I am particularly grateful to the Minister for the time that he spent with me and with some of the Domestic Abuse Commissioner’s officials. We had a very interesting meeting with Kim Thornden-Edwards, the new Chief Probation Officer for England and Wales, whom I found to be very formidable indeed. Speaking as a former headhunter, I would say that whoever chose her did an excellent job. She will up the game of the Probation Service and turbocharge it, which it needs.
We also welcome the assurances given around investment in the system and the improvements to the processes, which are very necessary. However, the key concern is that this cannot be achieved rapidly and certainly not overnight. The Domestic Abuse Commissioner remains highly concerned that mistakes may be made and that some mistakes may have very unfortunate consequences. Her concern is to mitigate that to the extent that it is possible.
In Committee, the Minister proposed amendments that would ensure that any offender recalled on the basis of contact with their victim would not be automatically released after 56 days but would be risk assessed and held in custody until their risk to the victim has reduced and can be safely managed in the community. Although we are reassured by the investment into prisons and probation and the commitments to improve the risk-assessment process, it is absolutely critical that safeguards are put in place as quickly as possible to prevent the release of the wrong people by mistake.
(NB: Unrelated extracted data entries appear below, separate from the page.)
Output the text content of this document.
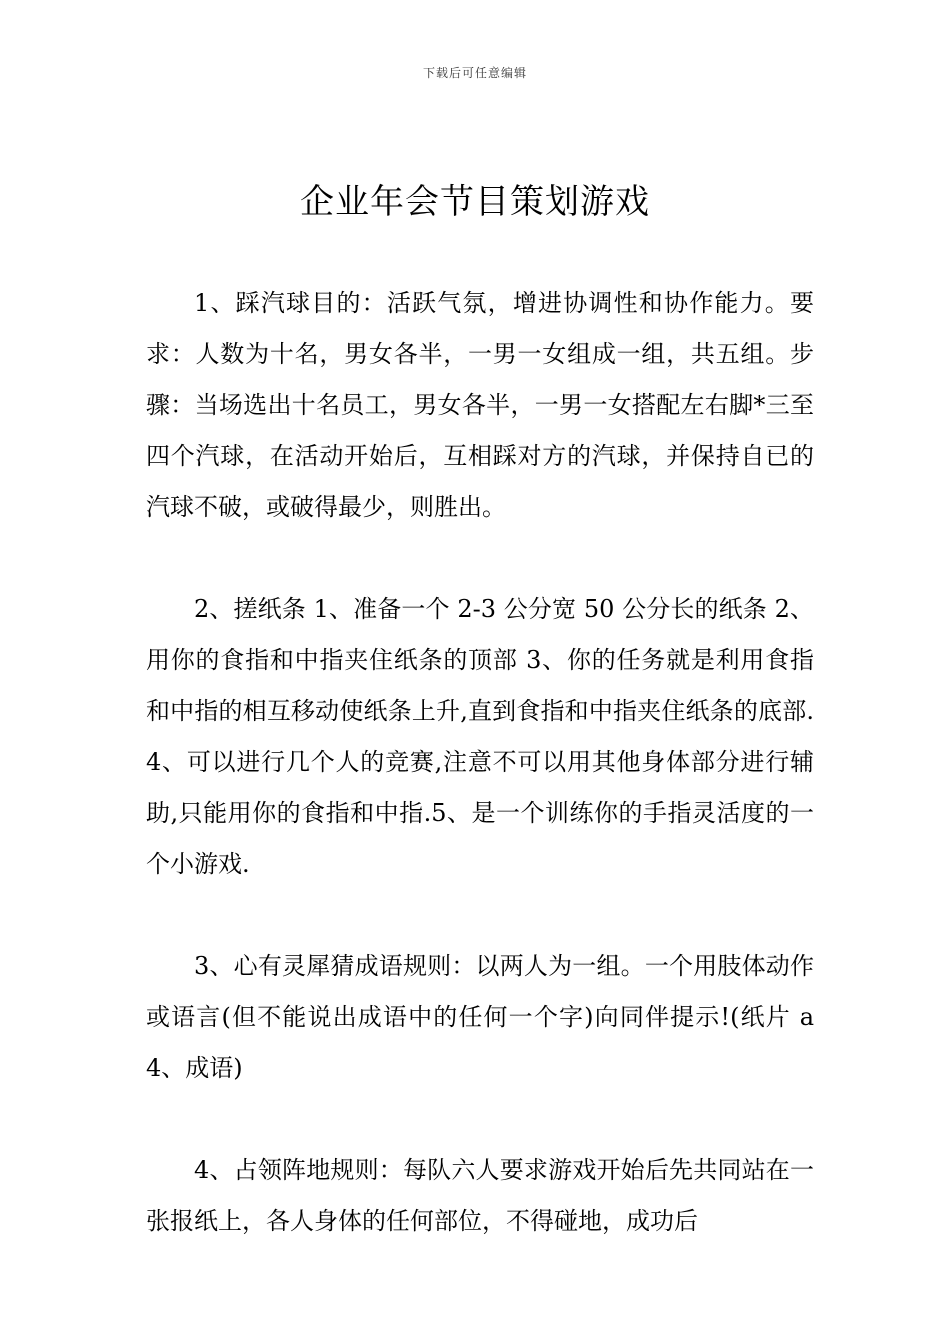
下载后可任意编辑
企业年会节目策划游戏

1、踩汽球目的：活跃气氛，增进协调性和协作能力。要求：人数为十名，男女各半，一男一女组成一组，共五组。步骤：当场选出十名员工，男女各半，一男一女搭配左右脚*三至四个汽球，在活动开始后，互相踩对方的汽球，并保持自已的汽球不破，或破得最少，则胜出。

2、搓纸条 1、准备一个 2-3 公分宽 50 公分长的纸条 2、用你的食指和中指夹住纸条的顶部 3、你的任务就是利用食指和中指的相互移动使纸条上升,直到食指和中指夹住纸条的底部.4、可以进行几个人的竞赛,注意不可以用其他身体部分进行辅助,只能用你的食指和中指.5、是一个训练你的手指灵活度的一个小游戏.

3、心有灵犀猜成语规则：以两人为一组。一个用肢体动作或语言(但不能说出成语中的任何一个字)向同伴提示!(纸片 a4、成语)

4、占领阵地规则：每队六人要求游戏开始后先共同站在一张报纸上，各人身体的任何部位，不得碰地，成功后
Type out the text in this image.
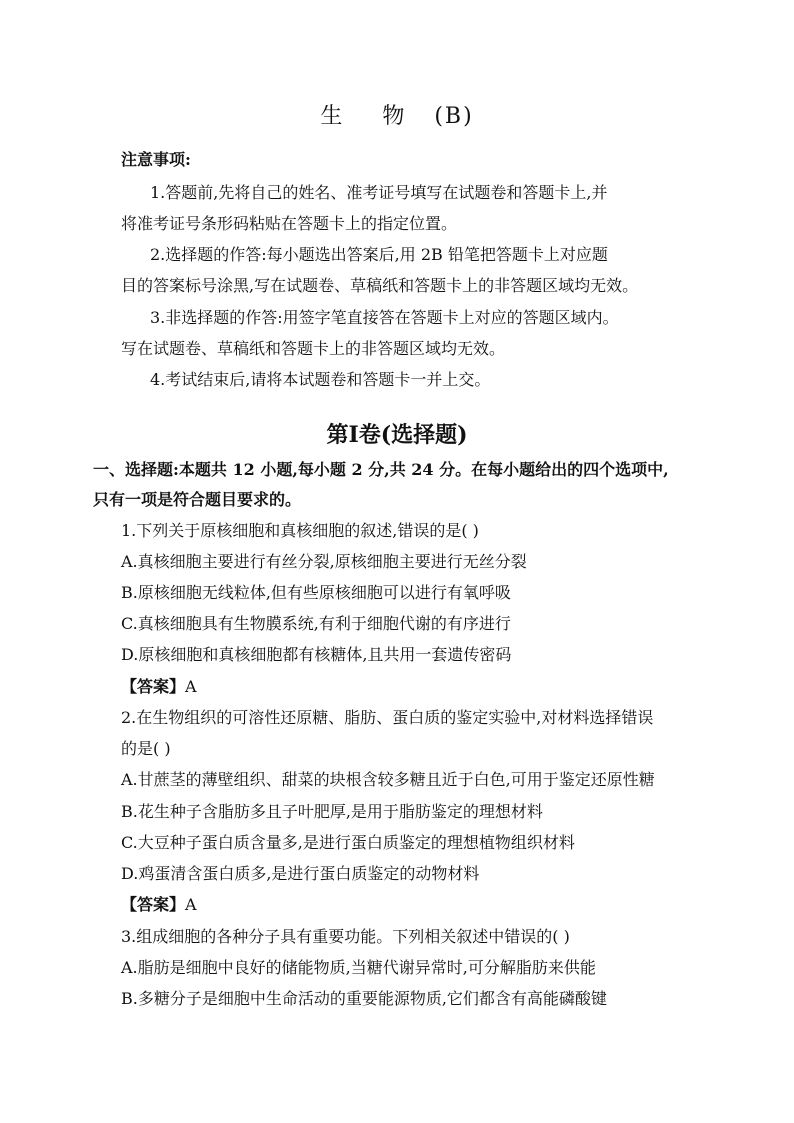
生 物 (B)
注意事项:
1.答题前,先将自己的姓名、准考证号填写在试题卷和答题卡上,并
将准考证号条形码粘贴在答题卡上的指定位置。
2.选择题的作答:每小题选出答案后,用 2B 铅笔把答题卡上对应题
目的答案标号涂黑,写在试题卷、草稿纸和答题卡上的非答题区域均无效。
3.非选择题的作答:用签字笔直接答在答题卡上对应的答题区域内。
写在试题卷、草稿纸和答题卡上的非答题区域均无效。
4.考试结束后,请将本试题卷和答题卡一并上交。
第Ⅰ卷(选择题)
一、选择题:本题共 12 小题,每小题 2 分,共 24 分。在每小题给出的四个选项中,
只有一项是符合题目要求的。
1.下列关于原核细胞和真核细胞的叙述,错误的是( )
A.真核细胞主要进行有丝分裂,原核细胞主要进行无丝分裂
B.原核细胞无线粒体,但有些原核细胞可以进行有氧呼吸
C.真核细胞具有生物膜系统,有利于细胞代谢的有序进行
D.原核细胞和真核细胞都有核糖体,且共用一套遗传密码
【答案】A
2.在生物组织的可溶性还原糖、脂肪、蛋白质的鉴定实验中,对材料选择错误
的是( )
A.甘蔗茎的薄壁组织、甜菜的块根含较多糖且近于白色,可用于鉴定还原性糖
B.花生种子含脂肪多且子叶肥厚,是用于脂肪鉴定的理想材料
C.大豆种子蛋白质含量多,是进行蛋白质鉴定的理想植物组织材料
D.鸡蛋清含蛋白质多,是进行蛋白质鉴定的动物材料
【答案】A
3.组成细胞的各种分子具有重要功能。下列相关叙述中错误的( )
A.脂肪是细胞中良好的储能物质,当糖代谢异常时,可分解脂肪来供能
B.多糖分子是细胞中生命活动的重要能源物质,它们都含有高能磷酸键
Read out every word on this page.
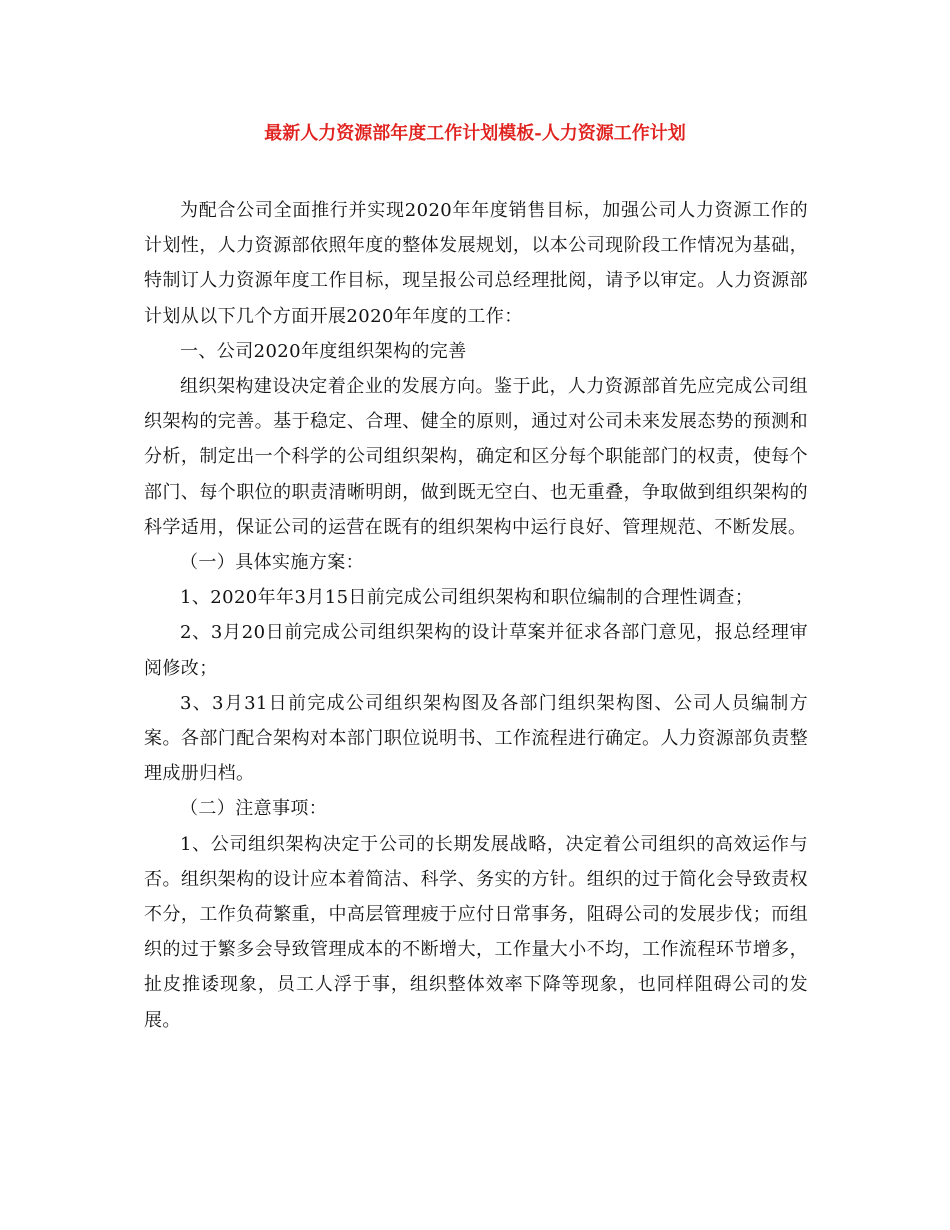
最新人力资源部年度工作计划模板-人力资源工作计划

为配合公司全面推行并实现2020年年度销售目标，加强公司人力资源工作的计划性，人力资源部依照年度的整体发展规划，以本公司现阶段工作情况为基础，特制订人力资源年度工作目标，现呈报公司总经理批阅，请予以审定。人力资源部计划从以下几个方面开展2020年年度的工作：

一、公司2020年度组织架构的完善

组织架构建设决定着企业的发展方向。鉴于此，人力资源部首先应完成公司组织架构的完善。基于稳定、合理、健全的原则，通过对公司未来发展态势的预测和分析，制定出一个科学的公司组织架构，确定和区分每个职能部门的权责，使每个部门、每个职位的职责清晰明朗，做到既无空白、也无重叠，争取做到组织架构的科学适用，保证公司的运营在既有的组织架构中运行良好、管理规范、不断发展。

（一）具体实施方案：

1、2020年年3月15日前完成公司组织架构和职位编制的合理性调查；

2、3月20日前完成公司组织架构的设计草案并征求各部门意见，报总经理审阅修改；

3、3月31日前完成公司组织架构图及各部门组织架构图、公司人员编制方案。各部门配合架构对本部门职位说明书、工作流程进行确定。人力资源部负责整理成册归档。

（二）注意事项：

1、公司组织架构决定于公司的长期发展战略，决定着公司组织的高效运作与否。组织架构的设计应本着简洁、科学、务实的方针。组织的过于简化会导致责权不分，工作负荷繁重，中高层管理疲于应付日常事务，阻碍公司的发展步伐；而组织的过于繁多会导致管理成本的不断增大，工作量大小不均，工作流程环节增多，扯皮推诿现象，员工人浮于事，组织整体效率下降等现象，也同样阻碍公司的发展。
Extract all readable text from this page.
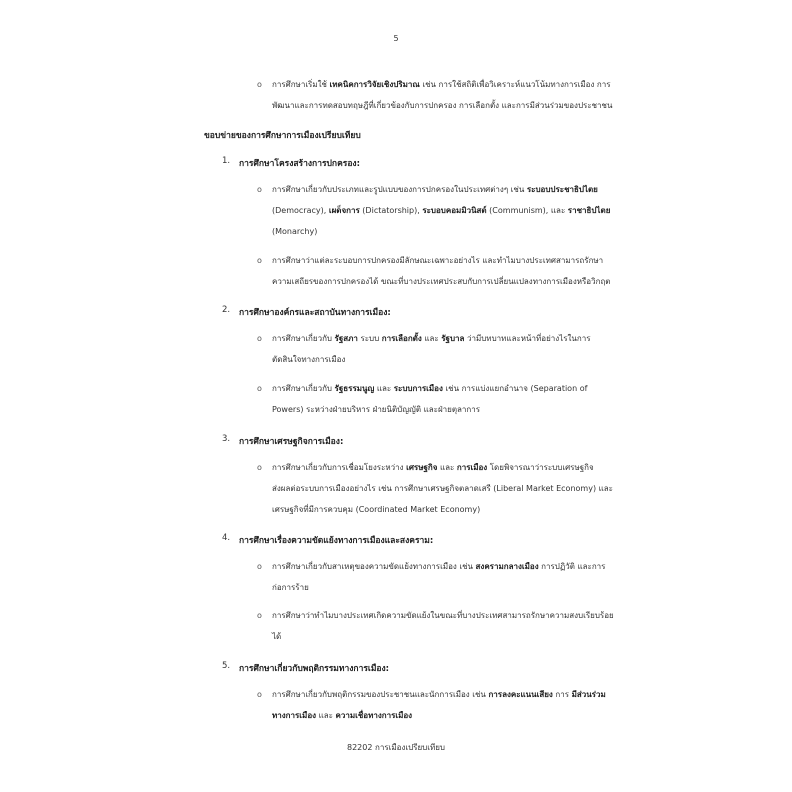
5
o การศึกษาเริ่มใช้ เทคนิคการวิจัยเชิงปริมาณ เช่น การใช้สถิติเพื่อวิเคราะห์แนวโน้มทางการเมือง การ
พัฒนาและการทดสอบทฤษฎีที่เกี่ยวข้องกับการปกครอง การเลือกตั้ง และการมีส่วนร่วมของประชาชน
ขอบข่ายของการศึกษาการเมืองเปรียบเทียบ
1. การศึกษาโครงสร้างการปกครอง:
o การศึกษาเกี่ยวกับประเภทและรูปแบบของการปกครองในประเทศต่างๆ เช่น ระบอบประชาธิปไตย
(Democracy), เผด็จการ (Dictatorship), ระบอบคอมมิวนิสต์ (Communism), และ ราชาธิปไตย
(Monarchy)
o การศึกษาว่าแต่ละระบอบการปกครองมีลักษณะเฉพาะอย่างไร และทำไมบางประเทศสามารถรักษา
ความเสถียรของการปกครองได้ ขณะที่บางประเทศประสบกับการเปลี่ยนแปลงทางการเมืองหรือวิกฤต
2. การศึกษาองค์กรและสถาบันทางการเมือง:
o การศึกษาเกี่ยวกับ รัฐสภา ระบบ การเลือกตั้ง และ รัฐบาล ว่ามีบทบาทและหน้าที่อย่างไรในการ
ตัดสินใจทางการเมือง
o การศึกษาเกี่ยวกับ รัฐธรรมนูญ และ ระบบการเมือง เช่น การแบ่งแยกอำนาจ (Separation of
Powers) ระหว่างฝ่ายบริหาร ฝ่ายนิติบัญญัติ และฝ่ายตุลาการ
3. การศึกษาเศรษฐกิจการเมือง:
o การศึกษาเกี่ยวกับการเชื่อมโยงระหว่าง เศรษฐกิจ และ การเมือง โดยพิจารณาว่าระบบเศรษฐกิจ
ส่งผลต่อระบบการเมืองอย่างไร เช่น การศึกษาเศรษฐกิจตลาดเสรี (Liberal Market Economy) และ
เศรษฐกิจที่มีการควบคุม (Coordinated Market Economy)
4. การศึกษาเรื่องความขัดแย้งทางการเมืองและสงคราม:
o การศึกษาเกี่ยวกับสาเหตุของความขัดแย้งทางการเมือง เช่น สงครามกลางเมือง การปฏิวัติ และการ
ก่อการร้าย
o การศึกษาว่าทำไมบางประเทศเกิดความขัดแย้งในขณะที่บางประเทศสามารถรักษาความสงบเรียบร้อย
ได้
5. การศึกษาเกี่ยวกับพฤติกรรมทางการเมือง:
o การศึกษาเกี่ยวกับพฤติกรรมของประชาชนและนักการเมือง เช่น การลงคะแนนเสียง การ มีส่วนร่วม
ทางการเมือง และ ความเชื่อทางการเมือง
82202 การเมืองเปรียบเทียบ
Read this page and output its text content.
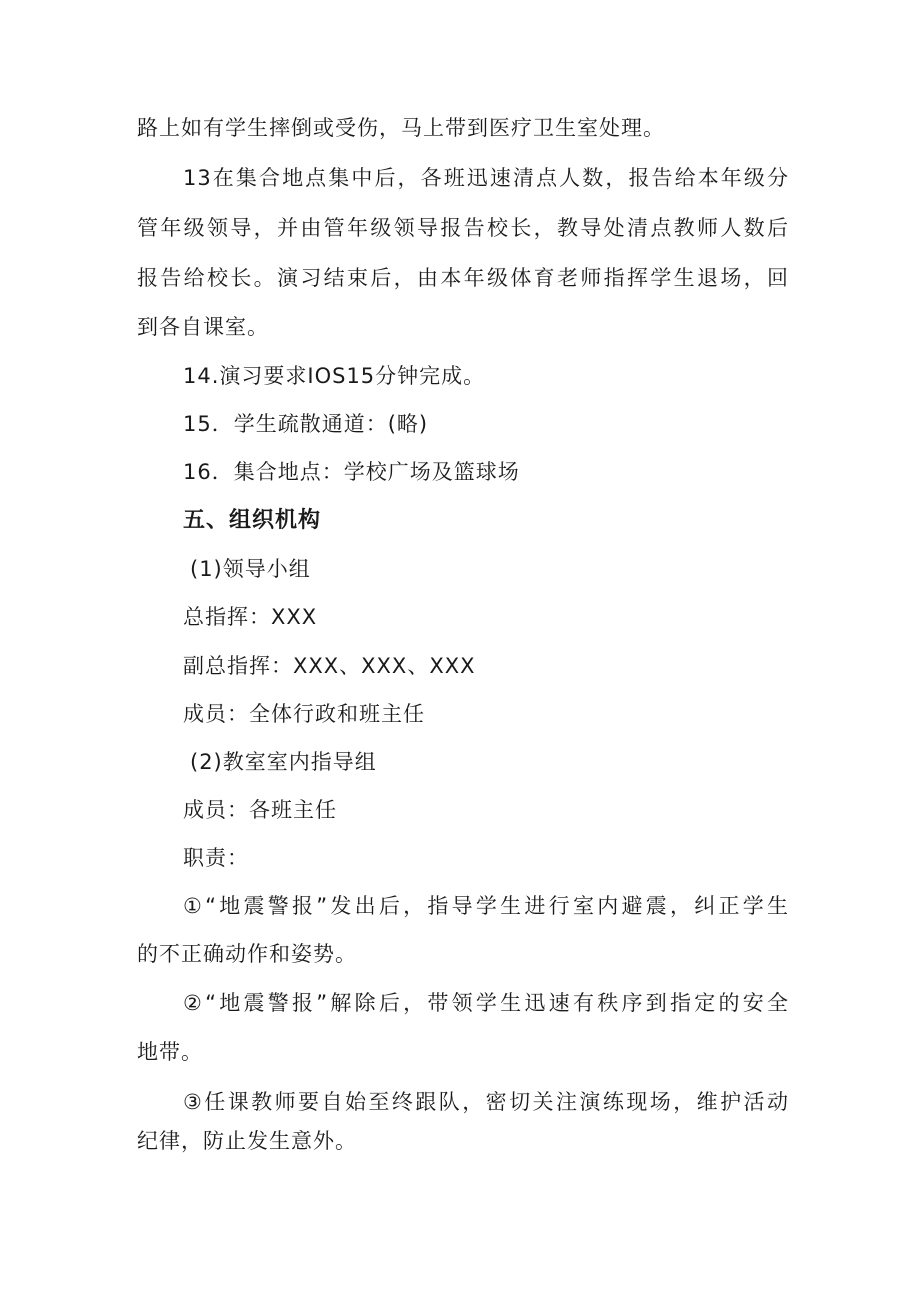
路上如有学生摔倒或受伤，马上带到医疗卫生室处理。
13在集合地点集中后，各班迅速清点人数，报告给本年级分
管年级领导，并由管年级领导报告校长，教导处清点教师人数后
报告给校长。演习结束后，由本年级体育老师指挥学生退场，回
到各自课室。
14.演习要求IOS15分钟完成。
15．学生疏散通道：(略)
16．集合地点：学校广场及篮球场
五、组织机构
(1)领导小组
总指挥：XXX
副总指挥：XXX、XXX、XXX
成员：全体行政和班主任
(2)教室室内指导组
成员：各班主任
职责：
①“地震警报”发出后，指导学生进行室内避震，纠正学生
的不正确动作和姿势。
②“地震警报”解除后，带领学生迅速有秩序到指定的安全
地带。
③任课教师要自始至终跟队，密切关注演练现场，维护活动
纪律，防止发生意外。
I anticipate that the response of the Minister to the amendments that have been laid, and which I am talking to, will be, essentially, that there is a programme in place across the system to improve a whole range of areas, including the identification of domestic abuse perpetrators and the level of risk they present, and that to try to carve out a particular area for specific oversight separately to the rest is unhelpful to the programme as it is conceived. I can understand and accept that.